The Ardennes breed is thought to be descended from the type of horse described by Julius Caesar in his Commentarii de Bello Gallico, and could even be a direct descendent of the prehistoric Solutre horse. The breed's ancestors are thought to have been bred for 2,000 years on the Ardennes plains, and it is one of the oldest European heavy draft breeds. In the Roman era the breed stood only around 14 hands (56 inches, 142 cm) high. Later, Napoleon added Arabian blood to increase stamina and endurance and used the breed in his Russian campaign. Percheron, Boulonnais and Thoroughbred blood were also added, although they had little effect on the breed. In the 19th century, Belgian draft blood was added to give the breed the heavier conformation it has today. The extra weight and size was desired to turn the breed into a very heavy draft breed, after their role as an artillery horse had diminished through the advent of mechanization, as well as a desire for a meat animal.

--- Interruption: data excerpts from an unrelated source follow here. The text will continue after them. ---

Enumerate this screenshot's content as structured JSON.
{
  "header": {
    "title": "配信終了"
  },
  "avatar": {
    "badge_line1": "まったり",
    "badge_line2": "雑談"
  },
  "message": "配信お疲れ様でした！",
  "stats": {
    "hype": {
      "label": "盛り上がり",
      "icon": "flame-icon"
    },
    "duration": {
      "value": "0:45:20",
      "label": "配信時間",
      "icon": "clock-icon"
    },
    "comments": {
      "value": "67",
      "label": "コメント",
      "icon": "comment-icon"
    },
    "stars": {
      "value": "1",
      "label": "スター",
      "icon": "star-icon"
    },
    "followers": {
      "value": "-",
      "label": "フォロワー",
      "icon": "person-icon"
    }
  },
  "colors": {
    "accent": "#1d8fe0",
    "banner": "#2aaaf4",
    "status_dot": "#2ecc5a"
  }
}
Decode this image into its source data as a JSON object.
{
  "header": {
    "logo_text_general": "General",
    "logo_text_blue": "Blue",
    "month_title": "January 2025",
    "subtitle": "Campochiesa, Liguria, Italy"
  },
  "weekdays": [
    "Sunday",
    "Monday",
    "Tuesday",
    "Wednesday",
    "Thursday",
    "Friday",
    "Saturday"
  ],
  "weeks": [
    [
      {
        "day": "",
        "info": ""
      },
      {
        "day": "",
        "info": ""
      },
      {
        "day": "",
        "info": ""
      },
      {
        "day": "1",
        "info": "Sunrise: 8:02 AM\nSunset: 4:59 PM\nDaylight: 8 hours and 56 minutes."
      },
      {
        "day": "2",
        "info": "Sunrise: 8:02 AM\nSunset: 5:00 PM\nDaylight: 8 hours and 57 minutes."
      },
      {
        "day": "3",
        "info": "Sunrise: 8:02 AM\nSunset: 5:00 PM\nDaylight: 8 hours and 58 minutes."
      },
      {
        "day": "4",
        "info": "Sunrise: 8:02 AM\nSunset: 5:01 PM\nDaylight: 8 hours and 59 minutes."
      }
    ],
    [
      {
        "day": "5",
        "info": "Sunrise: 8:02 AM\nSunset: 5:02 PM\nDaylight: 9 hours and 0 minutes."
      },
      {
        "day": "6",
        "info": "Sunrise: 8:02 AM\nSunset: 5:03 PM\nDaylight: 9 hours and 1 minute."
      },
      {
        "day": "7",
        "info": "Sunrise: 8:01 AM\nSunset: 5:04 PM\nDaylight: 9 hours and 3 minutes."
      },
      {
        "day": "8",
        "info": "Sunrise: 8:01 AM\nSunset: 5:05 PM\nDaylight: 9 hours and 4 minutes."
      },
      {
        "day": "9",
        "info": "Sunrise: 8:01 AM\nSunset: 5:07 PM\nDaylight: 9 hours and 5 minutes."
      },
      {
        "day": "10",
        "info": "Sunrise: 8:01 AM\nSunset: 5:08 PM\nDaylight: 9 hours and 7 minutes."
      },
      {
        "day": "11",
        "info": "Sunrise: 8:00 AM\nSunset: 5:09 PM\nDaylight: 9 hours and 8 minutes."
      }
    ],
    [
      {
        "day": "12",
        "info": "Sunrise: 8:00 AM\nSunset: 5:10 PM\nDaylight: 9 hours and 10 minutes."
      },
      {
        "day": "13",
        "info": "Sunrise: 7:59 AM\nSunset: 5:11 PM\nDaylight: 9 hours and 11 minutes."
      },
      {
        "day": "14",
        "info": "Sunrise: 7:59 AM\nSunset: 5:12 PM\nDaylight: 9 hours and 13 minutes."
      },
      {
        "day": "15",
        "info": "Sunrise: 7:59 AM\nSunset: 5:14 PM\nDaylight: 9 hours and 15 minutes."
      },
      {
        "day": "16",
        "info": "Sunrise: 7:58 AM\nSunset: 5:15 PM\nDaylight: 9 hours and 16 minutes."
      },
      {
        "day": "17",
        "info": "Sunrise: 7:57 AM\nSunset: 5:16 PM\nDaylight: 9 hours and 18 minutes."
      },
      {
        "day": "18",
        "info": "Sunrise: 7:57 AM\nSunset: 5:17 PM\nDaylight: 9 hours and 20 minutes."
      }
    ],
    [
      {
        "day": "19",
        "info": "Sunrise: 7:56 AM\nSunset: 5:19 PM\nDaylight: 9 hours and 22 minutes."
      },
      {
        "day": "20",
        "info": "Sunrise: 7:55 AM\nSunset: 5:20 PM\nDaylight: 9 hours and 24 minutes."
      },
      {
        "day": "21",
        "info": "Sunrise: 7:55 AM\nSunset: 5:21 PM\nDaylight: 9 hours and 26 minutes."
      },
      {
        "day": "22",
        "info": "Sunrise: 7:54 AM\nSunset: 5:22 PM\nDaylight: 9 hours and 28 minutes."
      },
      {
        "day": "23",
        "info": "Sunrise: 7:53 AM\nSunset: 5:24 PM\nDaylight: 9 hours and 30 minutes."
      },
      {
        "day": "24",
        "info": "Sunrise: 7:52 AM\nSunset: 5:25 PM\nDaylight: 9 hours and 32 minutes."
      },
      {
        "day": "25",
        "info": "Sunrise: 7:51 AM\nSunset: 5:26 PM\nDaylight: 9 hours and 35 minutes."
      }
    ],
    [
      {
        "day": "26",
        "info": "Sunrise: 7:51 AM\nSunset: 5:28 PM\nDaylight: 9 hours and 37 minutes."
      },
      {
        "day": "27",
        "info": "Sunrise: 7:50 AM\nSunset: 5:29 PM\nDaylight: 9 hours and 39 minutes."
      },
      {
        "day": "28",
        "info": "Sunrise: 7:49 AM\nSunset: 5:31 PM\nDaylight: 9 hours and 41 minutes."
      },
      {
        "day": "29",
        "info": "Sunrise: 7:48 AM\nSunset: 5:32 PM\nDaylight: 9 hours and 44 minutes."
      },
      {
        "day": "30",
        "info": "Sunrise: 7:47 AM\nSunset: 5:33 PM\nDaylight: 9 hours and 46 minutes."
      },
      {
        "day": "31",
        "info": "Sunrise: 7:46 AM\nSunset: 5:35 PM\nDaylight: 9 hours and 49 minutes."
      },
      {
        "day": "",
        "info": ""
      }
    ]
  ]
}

The breed increased in size from an average of 1,210 lbs to their current weight, which at the same time had the consequence of reducing their vigor and endurance. Breed registries have been in existence since 1929. Today there are three separate studbooks in France, Belgium and Luxembourg, although there is extensive interbreeding between the three. The Ardennes Horse Society of Great Britain was also formed in the late 20th century to preserve and promote the horses of that country.
It is difficult to determine when the first Ardennes were imported to the United States because originally, when imported to the United States, Ardennes were eligible for registration with the now-defunct National French Draft Horse Association of America or French Draft Horse Society. This organization published a stud book and registered six individual French draft breeds as one breed, combining the information so that no totals of individual breeds are known. Many of these horses were imported to the United States with their breed being considered simply "French draft" and no individual type being specified. Some Ardennes horses imported to the United States prior to 1917 were called Belgians when they were imported and subsequently registered as Belgians. Ardennes horses have continued to be imported into the United States from Belgium, with imports occurring as late as 2004.
Horses from the Ardennes region were used in the Crusades in the 11th century by knights led by Godfrey of Bouillon. They were used during the 1600s by Marshal Turenne as remounts for his cavalry. In the French Revolution they were considered to be the best artillery horse available, due to their temperament, stamina and strength. Napoleon used large numbers of Ardennes to pull artillery and transport supplies during his 1812 Russian campaign. They were said to be the only breed used by Napoleon that was hardy enough to withstand the winter retreat from Moscow, which they did while pulling a large amount of the army's wagon train. They were also used to pull artillery in World War I, when they were depended upon by the French and Belgian armies. Their calm, tolerant disposition, combined with their active and flexible nature, made them an ideal artillery horse. The breed was considered so useful and valuable that when the Germans established the Commission for the Purchase of Horses in October 1917 to capture Belgian horses, the Ardennes was one of two breeds specified as important, the other being the Brabant.
Today, the breed is used mainly for meat, due to their extensive musculature. However, they are increasingly used for farm, forest and leisure work. Their nimble action, stamina and good temper make them increasingly used for competitive driving across Europe, and they have also been used as mounts for therapeutic horseback riding. The breed is known for its ability to work in rough, hilly terrain.
The Ardennes has been used to create several breeds and subgroups, including the Baltic Ardennes and Russian Heavy Draft. They are closely related to the Auxois breed, and were used in the 1920s to improve the Comtois by adding size. The Swedish Ardennes is a sub-group of the breed well established in that country, where it is in demand for use in forestry. The Ardennes was used, along with the Breton and the Anglo-Norman, to create the Sokolsky horse. The Trait Du Nord was created through a mixture of Ardennes and Belgian blood.